By Robert Wilson
One wears Number 1 for Ole Miss. The other one wears Number 2 for Mississippi State. They are as close of friends as their numbers are.
Jonathan Mingo, Number 1 for Ole Miss, and Will Rogers, Number 2 for MSU, have been close friends since their days at Brandon Middle School.
The two will play against each other in the Egg Bowl on Thanksgiving Day at 6 p.m. on ESPN.
Both have had outstanding college careers.
Rogers, a 6-foot-2, 205-pound junior quarterback, has set two SEC career records with 1,103 completions and 1,556 attempts and an additional three school career records with 10,189 passing yards, 79 touchdown passes and 20 300-yard passing games. He is tied with 29 200-yard passing games. Rogers ranks first in completions and attempts, sixth in TD passes and seventh in passing yards in the country this season.

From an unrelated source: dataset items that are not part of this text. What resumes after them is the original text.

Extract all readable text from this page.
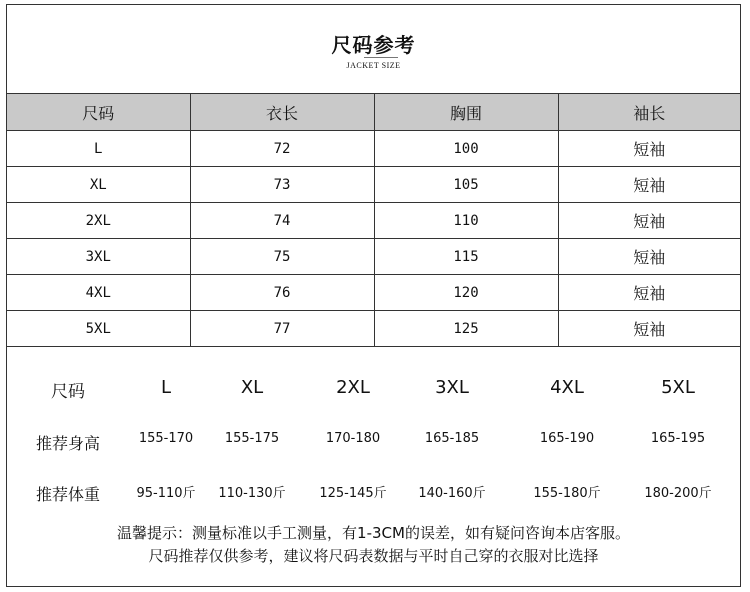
尺码参考
JACKET SIZE
尺码	衣长	胸围	袖长
L	72	100	短袖
XL	73	105	短袖
2XL	74	110	短袖
3XL	75	115	短袖
4XL	76	120	短袖
5XL	77	125	短袖
尺码	L	XL	2XL	3XL	4XL	5XL
推荐身高	155-170	155-175	170-180	165-185	165-190	165-195
推荐体重	95-110斤	110-130斤	125-145斤	140-160斤	155-180斤	180-200斤
温馨提示：测量标准以手工测量，有1-3CM的误差，如有疑问咨询本店客服。
尺码推荐仅供参考，建议将尺码表数据与平时自己穿的衣服对比选择
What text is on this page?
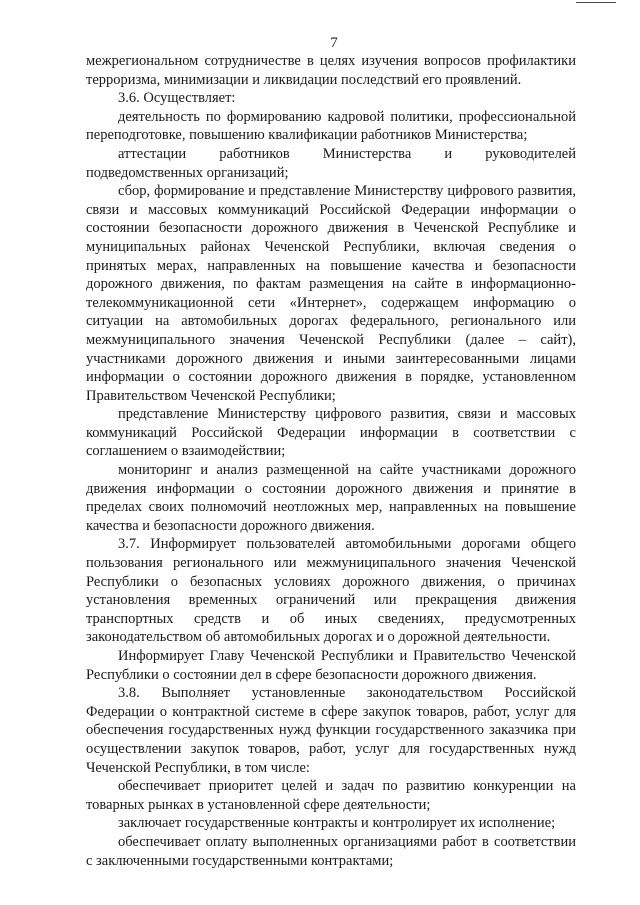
7

межрегиональном сотрудничестве в целях изучения вопросов профилактики терроризма, минимизации и ликвидации последствий его проявлений.

3.6. Осуществляет:

деятельность по формированию кадровой политики, профессиональной переподготовке, повышению квалификации работников Министерства;

аттестации работников Министерства и руководителей подведомственных организаций;

сбор, формирование и представление Министерству цифрового развития, связи и массовых коммуникаций Российской Федерации информации о состоянии безопасности дорожного движения в Чеченской Республике и муниципальных районах Чеченской Республики, включая сведения о принятых мерах, направленных на повышение качества и безопасности дорожного движения, по фактам размещения на сайте в информационно-телекоммуникационной сети «Интернет», содержащем информацию о ситуации на автомобильных дорогах федерального, регионального или межмуниципального значения Чеченской Республики (далее – сайт), участниками дорожного движения и иными заинтересованными лицами информации о состоянии дорожного движения в порядке, установленном Правительством Чеченской Республики;

представление Министерству цифрового развития, связи и массовых коммуникаций Российской Федерации информации в соответствии с соглашением о взаимодействии;

мониторинг и анализ размещенной на сайте участниками дорожного движения информации о состоянии дорожного движения и принятие в пределах своих полномочий неотложных мер, направленных на повышение качества и безопасности дорожного движения.

3.7. Информирует пользователей автомобильными дорогами общего пользования регионального или межмуниципального значения Чеченской Республики о безопасных условиях дорожного движения, о причинах установления временных ограничений или прекращения движения транспортных средств и об иных сведениях, предусмотренных законодательством об автомобильных дорогах и о дорожной деятельности.

Информирует Главу Чеченской Республики и Правительство Чеченской Республики о состоянии дел в сфере безопасности дорожного движения.

3.8. Выполняет установленные законодательством Российской Федерации о контрактной системе в сфере закупок товаров, работ, услуг для обеспечения государственных нужд функции государственного заказчика при осуществлении закупок товаров, работ, услуг для государственных нужд Чеченской Республики, в том числе:

обеспечивает приоритет целей и задач по развитию конкуренции на товарных рынках в установленной сфере деятельности;

заключает государственные контракты и контролирует их исполнение;

обеспечивает оплату выполненных организациями работ в соответствии с заключенными государственными контрактами;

Mingo, a 6-2, 225-pound senior wide receiver, set a school record with 247 receiving yards against Vanderbilt this season. It is the most receiving yards by any player in the country this season. Mingo is one of only 14 receivers to have a 200-game yard this season. He is second in the SEC with 768 receiving yards and fourth in the SEC and No. 16 in the country with 18.7 yards per catch this season. Mingo has caught 102 passes for 1,625 yards and 12 TDs and made 37 starts in his career.
But before all those superlatives in college, Mingo and Rogers were good friends in Brandon. Mingo is a year older than Rogers and they became friends in middle school. And then when Rogers became the starting quarterback as a sophomore in high school, he and Mingo became an incredible duo, connecting on hundreds of passes and dozens of touchdowns for two seasons.

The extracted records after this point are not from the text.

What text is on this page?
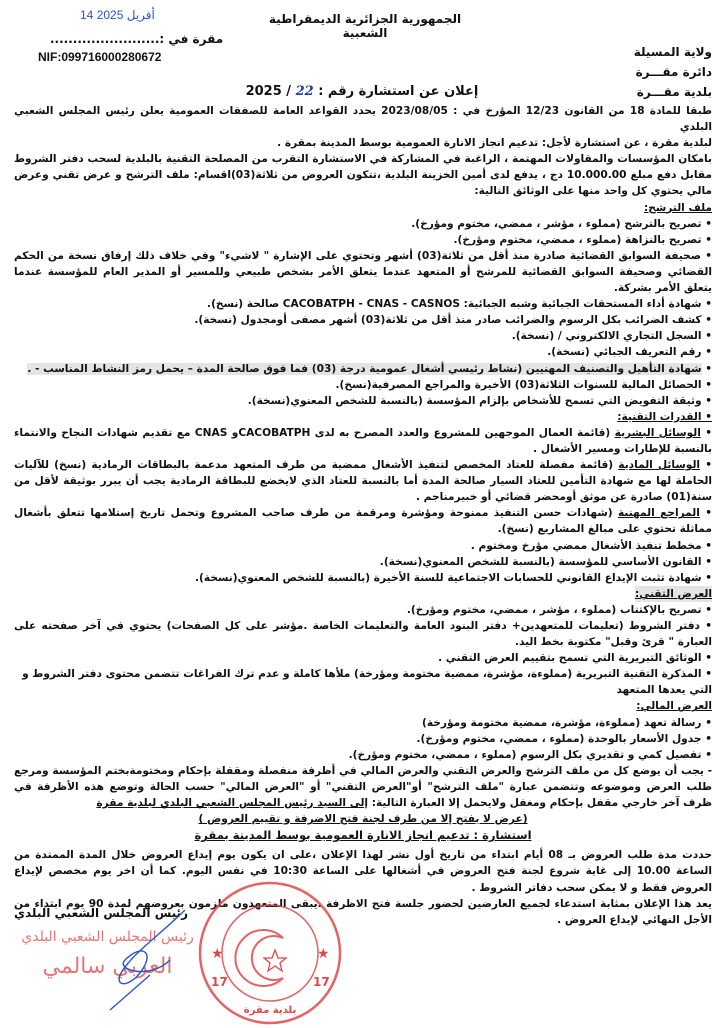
الجمهورية الجزائرية الديمقراطية الشعبية
14 أفريل 2025
مقرة في :........................
NIF:099716000280672	ولاية المسيلة
دائرة مقـــرة
بلدية مقـــرة
إعلان عن استشارة رقم : 22 / 2025

طبقا للمادة 18 من القانون 12/23 المؤرخ في : 2023/08/05 يحدد القواعد العامة للصفقات العمومية يعلن رئيس المجلس الشعبي البلدي

لبلدية مقرة ، عن استشارة لأجل: تدعيم انجاز الانارة العمومية بوسط المدينة بمقرة .

بامكان المؤسسات والمقاولات المهتمة ، الراغبة في المشاركة في الاستشارة التقرب من المصلحة التقنية بالبلدية لسحب دفتر الشروط مقابل دفع مبلغ 10.000.00 دج ، يدفع لدى أمين الخزينة البلدية ،تتكون العروض من ثلاثة(03)اقسام: ملف الترشح و عرض تقني وعرض مالي يحتوي كل واحد منها على الوثائق التالية:

ملف الترشح:

• تصريح بالترشح (مملوء ، مؤشر ، ممضي، مختوم ومؤرخ).

• تصريح بالنزاهة (مملوء ، ممضي، مختوم ومؤرخ).

• صحيفة السوابق القضائية صادرة منذ أقل من ثلاثة(03) أشهر وتحتوي على الإشارة " لاشيء" وفي خلاف ذلك إرفاق نسخة من الحكم القضائي وصحيفة السوابق القضائية للمرشح أو المتعهد عندما يتعلق الأمر بشخص طبيعي وللمسير أو المدير العام للمؤسسة عندما يتعلق الأمر بشركة.

• شهادة أداء المستحقات الجبائية وشبه الجبائية: CACOBATPH - CNAS - CASNOS صالحة (نسخ).

• كشف الضرائب بكل الرسوم والضرائب صادر منذ أقل من ثلاثة(03) أشهر مصفى أومجدول (نسخة).

• السجل التجاري الالكتروني / (نسخة).

• رقم التعريف الجبائي (نسخة).

• شهادة التأهيل والتصنيف المهنيين (نشاط رئيسي أشغال عمومية درجة (03) فما فوق صالحة المدة – يحمل رمز النشاط المناسب - .

• الحصائل المالية للسنوات الثلاثة(03) الأخيرة والمراجع المصرفية(نسخ).

• وثيقة التفويض التي تسمح للأشخاص بإلزام المؤسسة (بالنسبة للشخص المعنوي(نسخة).

• القدرات التقنية:

• الوسائل البشرية (قائمة العمال الموجهين للمشروع والعدد المصرح به لدى CACOBATPHو CNAS مع تقديم شهادات النجاح والانتماء بالنسبة للإطارات ومسير الأشغال .

• الوسائل المادية (قائمة مفصلة للعتاد المخصص لتنفيذ الأشغال ممضية من طرف المتعهد مدعمة بالبطاقات الرمادية (نسخ) للآليات الحاملة لها مع شهادة التأمين للعتاد السيار صالحة المدة أما بالنسبة للعتاد الذي لايخضع للبطاقة الرمادية يجب أن يبرر بوثيقة لأقل من سنة(01) صادرة عن موثق أومحضر قضائي أو خبيرمناجم .

• المراجع المهنية (شهادات حسن التنفيذ ممنوحة ومؤشرة ومرقمة من طرف صاحب المشروع وتحمل تاريخ إستلامها تتعلق بأشغال مماثلة تحتوي على مبالغ المشاريع (نسخ).

• مخطط تنفيذ الأشغال ممضي مؤرخ ومختوم .

• القانون الأساسي للمؤسسة (بالنسبة للشخص المعنوي(نسخة).

• شهادة تثبت الإيداع القانوني للحسابات الاجتماعية للسنة الأخيرة (بالنسبة للشخص المعنوي(نسخة).

العرض التقني:

• تصريح بالإكتتاب (مملوء ، مؤشر ، ممضي، مختوم ومؤرخ).

• دفتر الشروط (تعليمات للمتعهدين+ دفتر البنود العامة والتعليمات الخاصة .مؤشر على كل الصفحات) يحتوي في آخر صفحته على العبارة " قرئ وقبل" مكتوبة بخط اليد.

• الوثائق التبريرية التي تسمح بتقييم العرض التقني .

• المذكرة التقنية التبريرية (مملوءة، مؤشرة، ممضية مختومة ومؤرخة) ملأها كاملة و عدم ترك الفراغات تتضمن محتوى دفتر الشروط و التي يعدها المتعهد

العرض المالي:

• رسالة تعهد (مملوءة، مؤشرة، ممضية مختومة ومؤرخة)

• جدول الأسعار بالوحدة (مملوء ، ممضي، مختوم ومؤرخ).

• تفصيل كمي و تقديري بكل الرسوم (مملوء ، ممضي، مختوم ومؤرخ).

- يجب أن يوضع كل من ملف الترشح والعرض التقني والعرض المالي في أظرفة منفصلة ومقفلة بإحكام ومختومةبختم المؤسسة ومرجع طلب العرض وموضوعه وتتضمن عبارة "ملف الترشح" أو"العرض التقني" أو "العرض المالي" حسب الحالة وتوضع هذه الأظرفة في ظرف آخر خارجي مقفل بإحكام ومغفل ولايحمل إلا العبارة التالية: إلى السيد رئيس المجلس الشعبي البلدي لبلدية مقرة

(عرض لا يفتح إلا من طرف لجنة فتح الاضرفة و تقييم العروض )

استشارة : تدعيم انجاز الانارة العمومية بوسط المدينة بمقرة

حددت مدة طلب العروض بـ 08 أيام ابتداء من تاريخ أول نشر لهذا الإعلان ،على ان يكون يوم إيداع العروض خلال المدة الممتدة من الساعة 10.00 إلى غاية شروع لجنة فتح العروض في أشغالها على الساعة 10:30 في نفس اليوم. كما أن اخر يوم مخصص لإيداع العروض فقط و لا يمكن سحب دفاتر الشروط .

يعد هذا الإعلان بمثابة استدعاء لجميع العارضين لحضور جلسة فتح الاظرفة .يبقى المتعهدون ملزمون بعروضهم لمدة 90 يوم ابتداء من الأجل النهائي لإيداع العروض .

رئيس المجلس الشعبي البلدي
★	★
17	17
بلدية مقرة
رئيس المجلس الشعبي البلدي
العربي سالمي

“Jonathan and Will are and have been close friends for years,” said Tyler Peterson, who was Mingo and Roger’s head coach at Brandon High and is now offensive coordinator at Clinton High. “They were great leaders, on the field, in the weight room, and off the field. They have had great careers in college and I’m so proud of them. I am always happy they stayed in state, and we’ve been able to watch them succeed and help our state schools win playing in the SEC, the toughest conference in the country.”
“They’ve been friends since the eighth grade,” said Wyatt Rogers, Will’s father, and Brandon’s offensive coordinator. “They are very close. I can remember between Will’s freshman and sophomore year I got a call from a principal at the middle school (where our old stadium was) and he was freaking out because it was prom night, and someone had cut the lights on at the stadium. Someone called and reported kids on the field and with it being prom night you can imagine the principal was pretty nervous. So I jump in my truck and get up there and it’s Will and Mingo up there working out – throwing and catching. That was about as far as either of them bent the rules. They were always about getting better. I think they feed off each other. I know one team will lose, but I hope both kids have the game of their life. They’ve paid the price and will both grow from the experience.”

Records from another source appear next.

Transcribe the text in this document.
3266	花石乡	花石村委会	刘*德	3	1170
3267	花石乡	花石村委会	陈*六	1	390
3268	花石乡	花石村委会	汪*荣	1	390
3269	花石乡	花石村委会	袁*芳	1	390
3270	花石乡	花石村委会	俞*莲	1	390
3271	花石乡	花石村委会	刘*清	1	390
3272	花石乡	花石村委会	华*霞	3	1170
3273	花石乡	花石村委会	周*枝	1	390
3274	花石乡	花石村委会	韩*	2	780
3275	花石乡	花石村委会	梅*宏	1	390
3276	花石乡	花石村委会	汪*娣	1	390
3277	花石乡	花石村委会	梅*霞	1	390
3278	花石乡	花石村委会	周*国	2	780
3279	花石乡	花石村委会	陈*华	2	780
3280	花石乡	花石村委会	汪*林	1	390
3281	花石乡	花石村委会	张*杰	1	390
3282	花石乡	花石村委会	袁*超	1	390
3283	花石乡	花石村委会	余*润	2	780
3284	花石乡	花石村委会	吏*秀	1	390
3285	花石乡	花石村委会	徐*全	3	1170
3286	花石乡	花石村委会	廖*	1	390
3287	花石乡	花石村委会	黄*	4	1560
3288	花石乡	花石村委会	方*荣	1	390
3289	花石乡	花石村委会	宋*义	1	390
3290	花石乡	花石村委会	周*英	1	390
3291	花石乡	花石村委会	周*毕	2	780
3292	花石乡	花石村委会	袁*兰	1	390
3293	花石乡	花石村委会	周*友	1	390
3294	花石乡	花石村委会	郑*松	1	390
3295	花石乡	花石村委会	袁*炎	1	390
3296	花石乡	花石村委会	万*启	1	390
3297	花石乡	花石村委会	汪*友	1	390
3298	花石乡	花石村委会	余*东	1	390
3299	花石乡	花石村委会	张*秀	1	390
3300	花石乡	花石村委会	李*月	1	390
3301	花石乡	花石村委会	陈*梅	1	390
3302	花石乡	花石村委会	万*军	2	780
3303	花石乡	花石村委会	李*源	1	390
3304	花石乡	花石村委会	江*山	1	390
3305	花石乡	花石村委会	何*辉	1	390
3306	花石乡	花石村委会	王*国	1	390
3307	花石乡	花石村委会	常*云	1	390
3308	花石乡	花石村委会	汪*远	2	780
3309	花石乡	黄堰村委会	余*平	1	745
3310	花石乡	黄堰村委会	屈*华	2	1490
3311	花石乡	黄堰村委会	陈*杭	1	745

They got together often after and before practice in high school to work out and get better. It paid off. Both excelled at Brandon.
Mingo caught 77 passes for 1,451 yards and 14 TDs and helped Brandon to a 13-2 record and the MHSAA Class 6A state semifinals as a senior in 2018. He was named to the Under Armour All-American Game.
Rogers passed for 2,476 yards and 18 TDs as a sophomore and 3,009 yards and 23 TDs as a junior, with both those years majority of those passes going to Mingo. He passed for 3,572 yards and 38 TDs with only three interceptions and was named the first PriorityOne Bank/Mississippi Scoreboard Metro Jackson Football Player of the Year as a senior in 2019.
Even though they are playing at different colleges, Mingo and Rogers talk several times a week. They talk about their teams, each other teams, teams will play and teams play and life in general. And, of course, after they finish their games, they find out how the other one did.
The best week of their college relationship happened earlier this season when Mingo and Rogers shared the SEC Offensive Player of the Week award. Rogers passed for 406 yards and three TDs and set the SEC career completion record in a win over Arkansas. Mingo set a school record with 247 receiving yards against Vanderbilt on the same day.
No. 20 Ole Miss, 8-3, is the favorite over unranked MSU, 7-4, in this year’s game. Ole Miss has won the last two years and leads the series 64-46-6 in one of the oldest rivalries in the country. The teams have split the last 30 games.
There probably hasn’t been many friendships as close as Mingo and Rogers’ in this rivalry that started in 1901. Despite the final score, they will exchange handshakes and hugs on the field after the game and be talking on the phone over the Thanksgiving weekend and throughout the offseason. Their bond is much stronger than this game.